News Release: Multiple Land Use Charges: DPA Begs Fashola To Intervene In Widow’s Tenement Woes

                               [Fashola: Lagos State Governor]

Democratic Peoples’ Alliance (DPA) has urged Governor Babatunde Fashola to wade into the case of an old widow recently handed an over 5,500 percent increase in her tenement bill, and cited the case as proof that the Lagos State Government had failed to streamline tenement rates and land use charges with local governments.

DPA said residents of Akerele Street in Surulere Local Government Area complained that they received two bills for tenement payments last year, one from the council another from the state.

The party said the cases vindicated its past campaigns that authorities were subjecting home owners to draconian and multiple charges even after the Lagos State House of Assembly indicated plans to review the Land Use Charge Law 2001.

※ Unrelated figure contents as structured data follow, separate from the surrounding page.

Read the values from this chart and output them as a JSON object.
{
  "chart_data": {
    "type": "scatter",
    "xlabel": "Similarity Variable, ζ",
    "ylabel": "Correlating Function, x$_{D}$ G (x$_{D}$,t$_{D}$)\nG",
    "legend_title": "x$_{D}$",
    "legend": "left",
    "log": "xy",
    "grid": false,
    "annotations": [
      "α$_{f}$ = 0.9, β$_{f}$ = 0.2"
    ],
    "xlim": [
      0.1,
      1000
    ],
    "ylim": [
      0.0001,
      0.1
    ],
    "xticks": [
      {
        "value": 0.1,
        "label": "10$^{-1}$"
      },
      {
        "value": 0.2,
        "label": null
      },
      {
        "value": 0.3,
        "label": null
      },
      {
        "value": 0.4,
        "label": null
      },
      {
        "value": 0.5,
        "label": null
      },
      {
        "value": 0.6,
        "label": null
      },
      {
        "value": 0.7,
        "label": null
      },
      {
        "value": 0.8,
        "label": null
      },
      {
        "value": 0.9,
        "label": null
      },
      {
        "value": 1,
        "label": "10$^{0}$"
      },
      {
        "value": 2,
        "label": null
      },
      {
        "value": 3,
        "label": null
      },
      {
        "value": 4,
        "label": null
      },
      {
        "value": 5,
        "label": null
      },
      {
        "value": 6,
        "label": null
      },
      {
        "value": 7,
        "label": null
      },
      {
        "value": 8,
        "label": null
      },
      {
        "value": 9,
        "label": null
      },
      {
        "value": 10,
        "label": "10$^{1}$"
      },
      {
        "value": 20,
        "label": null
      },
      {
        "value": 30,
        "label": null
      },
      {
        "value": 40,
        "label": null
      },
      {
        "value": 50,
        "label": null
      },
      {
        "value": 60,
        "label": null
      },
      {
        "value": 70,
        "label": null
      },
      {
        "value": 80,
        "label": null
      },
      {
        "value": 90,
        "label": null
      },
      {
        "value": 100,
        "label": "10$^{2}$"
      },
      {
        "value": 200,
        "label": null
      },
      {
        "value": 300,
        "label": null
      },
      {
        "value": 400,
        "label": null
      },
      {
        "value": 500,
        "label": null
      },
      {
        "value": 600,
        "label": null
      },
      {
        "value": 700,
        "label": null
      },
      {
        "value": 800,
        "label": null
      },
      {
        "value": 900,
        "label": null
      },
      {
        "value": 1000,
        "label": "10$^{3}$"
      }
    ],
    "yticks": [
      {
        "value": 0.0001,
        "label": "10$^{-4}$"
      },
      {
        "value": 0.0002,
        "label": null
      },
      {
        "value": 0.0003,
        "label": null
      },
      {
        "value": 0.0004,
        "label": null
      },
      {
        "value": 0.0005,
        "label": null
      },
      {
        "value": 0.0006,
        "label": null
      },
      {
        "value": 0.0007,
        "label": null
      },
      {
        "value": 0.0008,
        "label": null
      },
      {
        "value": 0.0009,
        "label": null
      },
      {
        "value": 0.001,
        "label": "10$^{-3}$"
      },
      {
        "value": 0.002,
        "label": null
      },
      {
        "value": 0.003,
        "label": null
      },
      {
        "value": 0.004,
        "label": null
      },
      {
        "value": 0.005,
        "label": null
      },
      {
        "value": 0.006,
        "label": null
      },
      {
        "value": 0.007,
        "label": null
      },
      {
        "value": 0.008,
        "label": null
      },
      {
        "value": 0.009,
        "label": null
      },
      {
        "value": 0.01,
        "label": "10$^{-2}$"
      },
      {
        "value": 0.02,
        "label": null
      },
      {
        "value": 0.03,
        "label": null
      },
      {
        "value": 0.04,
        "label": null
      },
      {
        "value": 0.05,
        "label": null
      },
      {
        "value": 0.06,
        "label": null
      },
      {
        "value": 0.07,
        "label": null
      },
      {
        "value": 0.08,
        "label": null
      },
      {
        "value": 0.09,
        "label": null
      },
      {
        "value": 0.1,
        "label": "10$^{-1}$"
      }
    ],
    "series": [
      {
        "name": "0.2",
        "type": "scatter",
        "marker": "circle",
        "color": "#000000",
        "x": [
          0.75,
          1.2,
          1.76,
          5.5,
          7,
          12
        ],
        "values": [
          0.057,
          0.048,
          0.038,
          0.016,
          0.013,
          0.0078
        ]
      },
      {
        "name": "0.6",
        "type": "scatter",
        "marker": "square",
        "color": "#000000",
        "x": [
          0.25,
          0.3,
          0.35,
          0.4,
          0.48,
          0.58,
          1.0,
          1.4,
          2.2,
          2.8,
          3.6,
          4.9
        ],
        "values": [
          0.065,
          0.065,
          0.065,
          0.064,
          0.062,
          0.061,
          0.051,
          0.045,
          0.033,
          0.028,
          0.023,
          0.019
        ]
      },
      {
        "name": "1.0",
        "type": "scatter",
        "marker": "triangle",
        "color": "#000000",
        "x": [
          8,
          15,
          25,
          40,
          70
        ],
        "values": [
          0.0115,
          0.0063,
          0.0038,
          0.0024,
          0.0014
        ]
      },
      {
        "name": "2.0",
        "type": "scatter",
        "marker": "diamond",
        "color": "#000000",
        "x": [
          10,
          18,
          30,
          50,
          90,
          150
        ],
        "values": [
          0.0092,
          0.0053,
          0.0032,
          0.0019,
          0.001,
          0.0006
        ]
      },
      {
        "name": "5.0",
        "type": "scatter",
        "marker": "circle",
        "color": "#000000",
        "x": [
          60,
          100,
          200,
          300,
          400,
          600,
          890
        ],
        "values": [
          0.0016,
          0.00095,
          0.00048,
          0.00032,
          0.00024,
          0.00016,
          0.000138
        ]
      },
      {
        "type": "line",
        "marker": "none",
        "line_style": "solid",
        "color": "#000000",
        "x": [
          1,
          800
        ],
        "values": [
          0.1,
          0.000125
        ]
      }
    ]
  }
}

According to DPA, Ikate-Ijesha Local Council Development Area wants the widow pensioner (Mrs. Mabel Ogunmoyela) to repeat tenement rate payments on her property that she had already paid in previous years to the state government.

“Clearly the council has discountenanced her past payments,” DPA said in a statement by its Director of Publicity, Felix Oboagwina. “The Governor must intervene urgently and save this old woman from this wanton display of injustice and executive lawlessness. There is real apprehension that she could have her house possessed by authorities.”

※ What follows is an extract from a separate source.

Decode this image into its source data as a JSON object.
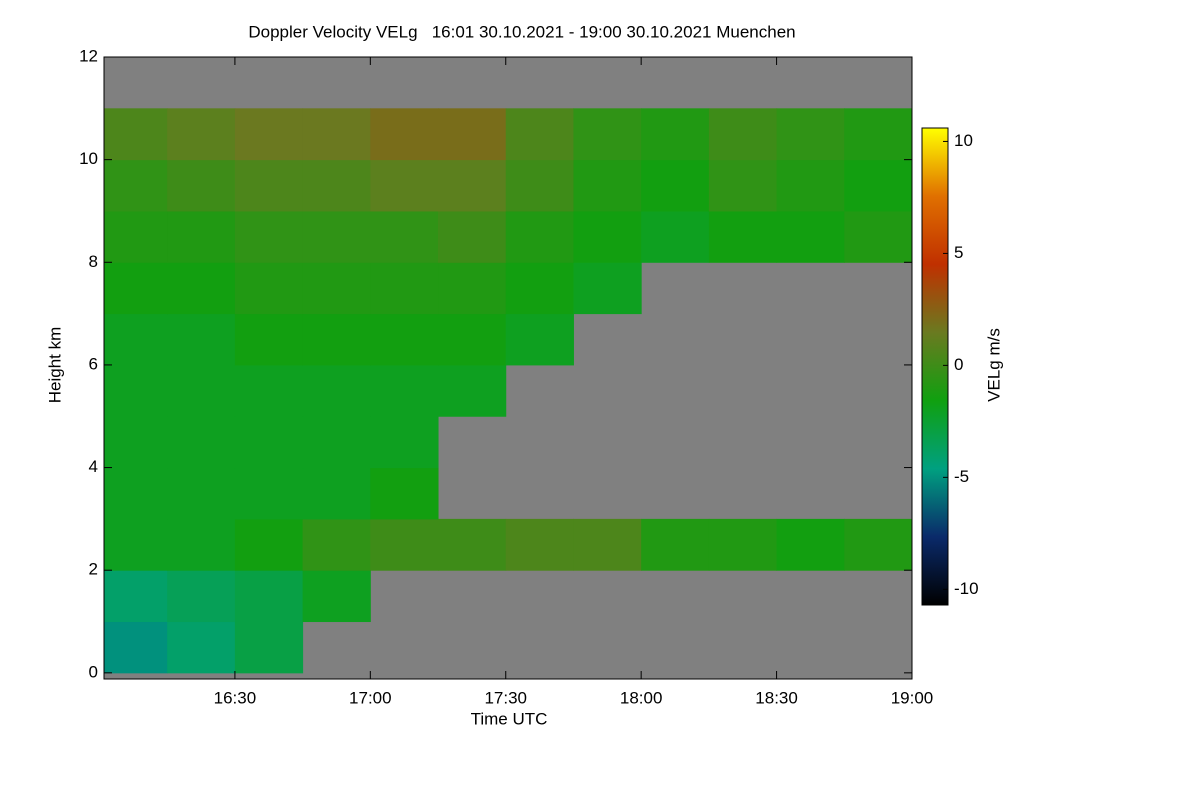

The party said problem started when the state usurped the constitutional role of local governments, contrary to the Fourth Schedule of the Constitution titled “Functions of a Local Government Council,” which stipulated in subsection (j) that: “The main functions of a local government council are as follows… assessment of privately owned houses or tenements for the purpose of levying such rates as may be prescribed by the House of Assembly of a State.”

“But what we see now is a case where the state government elected to take over the function of the local governments,” DPA said.

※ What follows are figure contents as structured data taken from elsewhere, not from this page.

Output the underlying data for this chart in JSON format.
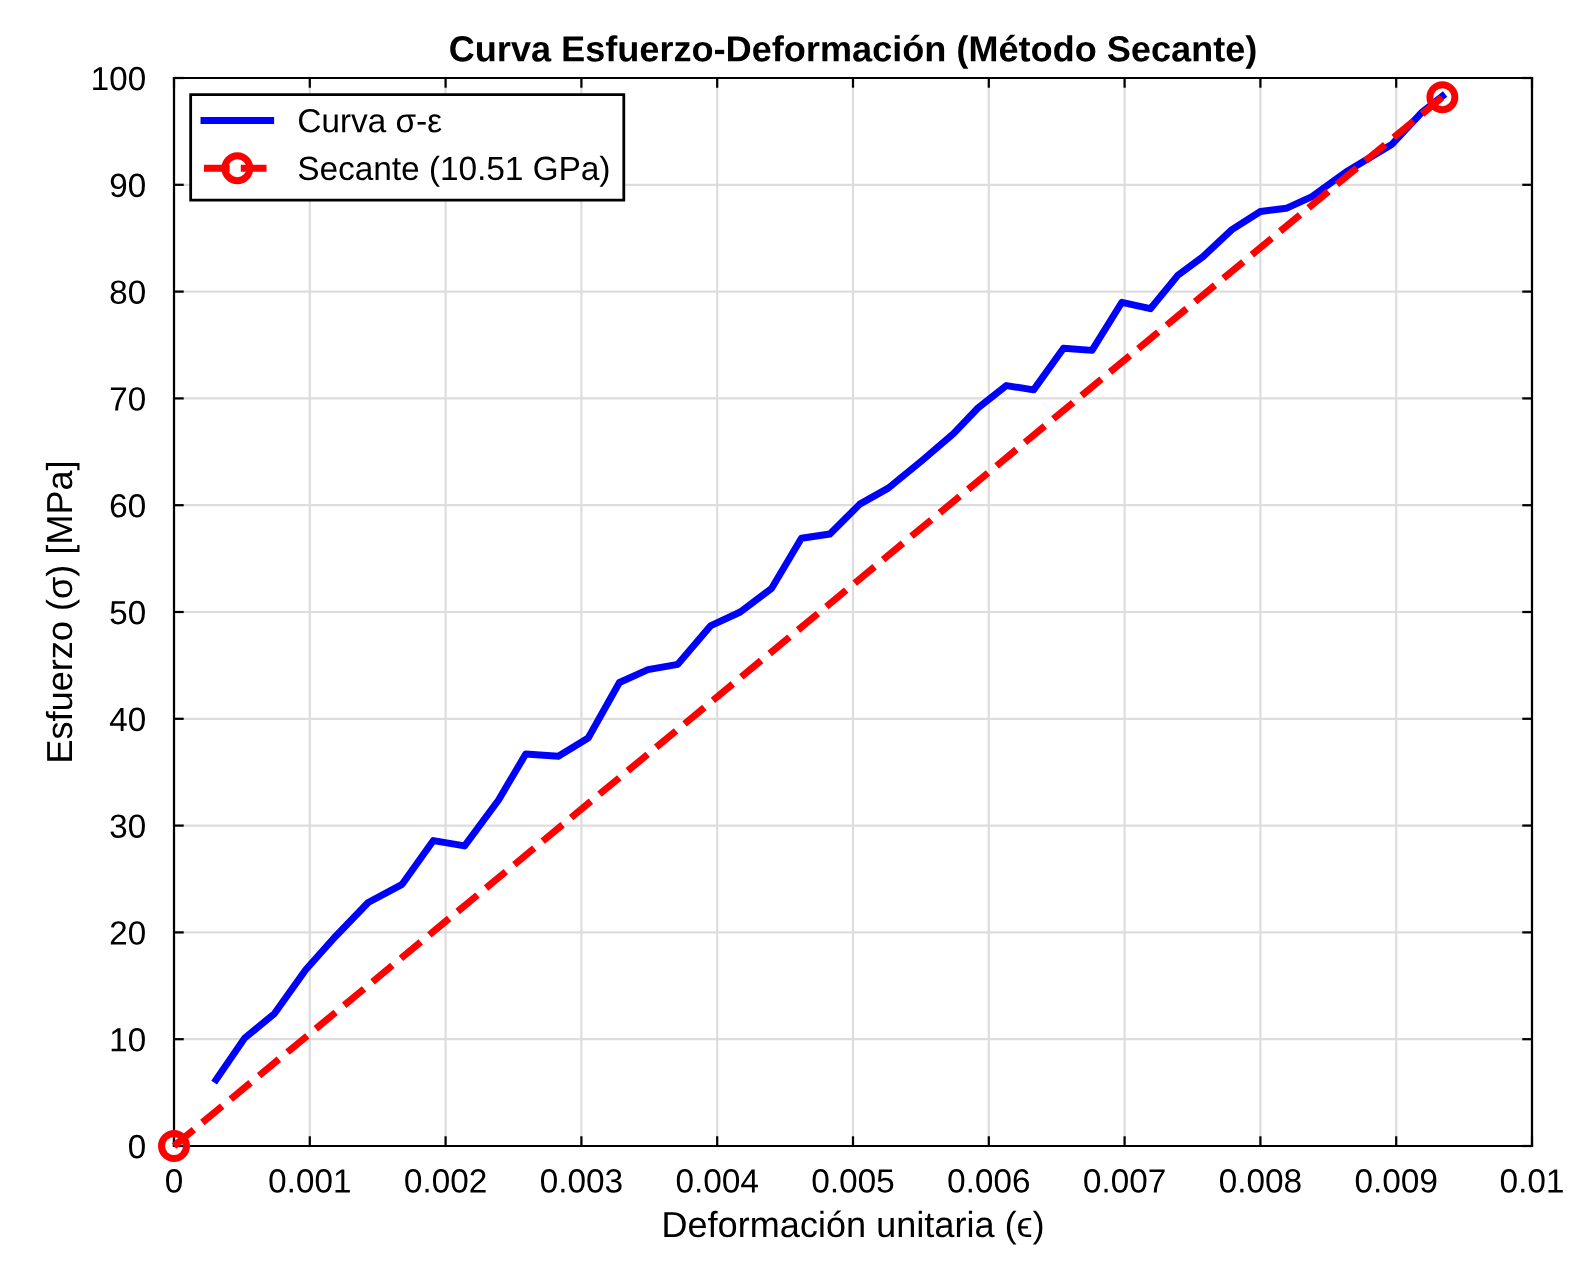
{
  "chart_data": {
    "type": "line",
    "title": "Curva Esfuerzo-Deformación (Método Secante)",
    "xlabel": "Deformación unitaria (ϵ)",
    "ylabel": "Esfuerzo (σ) [MPa]",
    "xlim": [
      0,
      0.01
    ],
    "ylim": [
      0,
      100
    ],
    "xticks": [
      0,
      0.001,
      0.002,
      0.003,
      0.004,
      0.005,
      0.006,
      0.007,
      0.008,
      0.009,
      0.01
    ],
    "yticks": [
      0,
      10,
      20,
      30,
      40,
      50,
      60,
      70,
      80,
      90,
      100
    ],
    "grid": true,
    "legend": "top left",
    "series": [
      {
        "name": "Curva σ-ε",
        "color": "#0000ff",
        "marker": "none",
        "line_style": "solid",
        "x": [
          0.00031,
          0.00052,
          0.00074,
          0.00097,
          0.00118,
          0.00143,
          0.00168,
          0.00191,
          0.00214,
          0.00239,
          0.00259,
          0.00283,
          0.00305,
          0.00328,
          0.00349,
          0.00371,
          0.00395,
          0.00417,
          0.0044,
          0.00462,
          0.00483,
          0.00505,
          0.00526,
          0.00551,
          0.00574,
          0.00592,
          0.00613,
          0.00633,
          0.00655,
          0.00676,
          0.00698,
          0.00719,
          0.00739,
          0.00758,
          0.00779,
          0.008,
          0.00819,
          0.00838,
          0.00863,
          0.00897,
          0.00919,
          0.00934
        ],
        "values": [
          6.2,
          10.1,
          12.4,
          16.5,
          19.5,
          22.8,
          24.5,
          28.6,
          28.1,
          32.4,
          36.7,
          36.5,
          38.2,
          43.4,
          44.6,
          45.1,
          48.7,
          50.0,
          52.2,
          56.9,
          57.3,
          60.1,
          61.6,
          64.2,
          66.7,
          69.1,
          71.2,
          70.8,
          74.7,
          74.5,
          79.0,
          78.4,
          81.5,
          83.3,
          85.8,
          87.5,
          87.8,
          88.9,
          91.2,
          93.8,
          96.8,
          98.3
        ]
      },
      {
        "name": "Secante (10.51 GPa)",
        "color": "#ff0000",
        "marker": "circle",
        "line_style": "dashed",
        "x": [
          0,
          0.00934
        ],
        "values": [
          0,
          98.2
        ]
      }
    ]
  }
}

The Fashola government began implementing the Land Use Charge Law 2001 in 2008 but backdated it to 2006, provoking widespread protests, especially over its perceived violation of the Constitution.

According to the party’s statement, instances abounded where landlords had in the same year received both the Land Use Charge posted by the state government and tenement rates charged by the local governments. Home owners can lose such property to a government receivership should they fail to pay up within a stipulated period.

“Questions to ask naturally are: Where are previous payments made under the state’s Land Use Charge? Did the state government fail to remit them to the local governments and why? Have local governments been shortchanged?” the party said.

DPA highlighted the case of the widow pensioner (Mrs. Ogunmoyela) whose property, a three-room boys-quarters erected on a single plot at Olurolu Street, Ijeshatedo, Surulere, had its 2010 tenement bill jacked up to N120,614 by the Ikate-Ijesha Local Council Development Area, an over 5,500 percent increase from the N2,121.75 paid in 2009.

Records show that the widow had paid N108 as tenement in 1991, N190.70 in 1997, N450 in 1999, N450 in 2000 and N2,121.75 in 2009.

“This 80-year old widow is a retired nurse and only managed to erect the three-bedroom boys-quarters apartment to keep land speculators from encroaching. Now there are strong fears she will lose her land unless she repeats payments she has faithfully made to Lagos State in previous years,” DPA said.

Government documentation dated July 16, 2009 valued the property at N5,658,000 and computed the land use rate at 0.0375 percent or N2,121.75 being “solely occupied by the owner.” She paid the amount into the Ijesha branch of Bank PHB, one of the state’s designated collectors on 28th August 2009.

However, despite a Land Use Charge Notice from the Lagos State Government for 2009 indicating that the widow had no carryover payments from previous years, a Demand Notice dated 22/4/2010 from the Itire-Ikate Local Council Development Area office at 13/17 Baruwa Street Ijeshatedo imposed a N19,000 rate on the property for 2010 and went ahead to calculate outstanding arrears of N92,013. It also demanded she pay N9,201 i.e. 10 percent interest on the arrears in addition to a Radio and Television Licence Fee of N400, bringing the total to N120,614.

The net tenement charge of N19,000 that the Itire-Ikate LCDA computed for Mrs. Ogunmoyela for 2010 signified an 895.5 percent increase in last year’s rate of N2,121.75 only.

According to the party, the tenement charges were unreasonable, overly exploitative and had failed to consider the social security that real estate traditionally meant to Nigerians.

DPA recalled the case of two widows of the late Alhaji Eyiowuawi Asafa, who inherited his one-story, face-me-I-face-you house in Surulere. In 2007, the Itire/Ikate Local Government charged the family N2,700 as tenement rent, while in 2008 the state government fined the same house land use charge of N113,669.33.

Lagosians must muster the political will to challenge the state government’s usurpation of a constitutionally-allotted function of local governments, DPA counseled.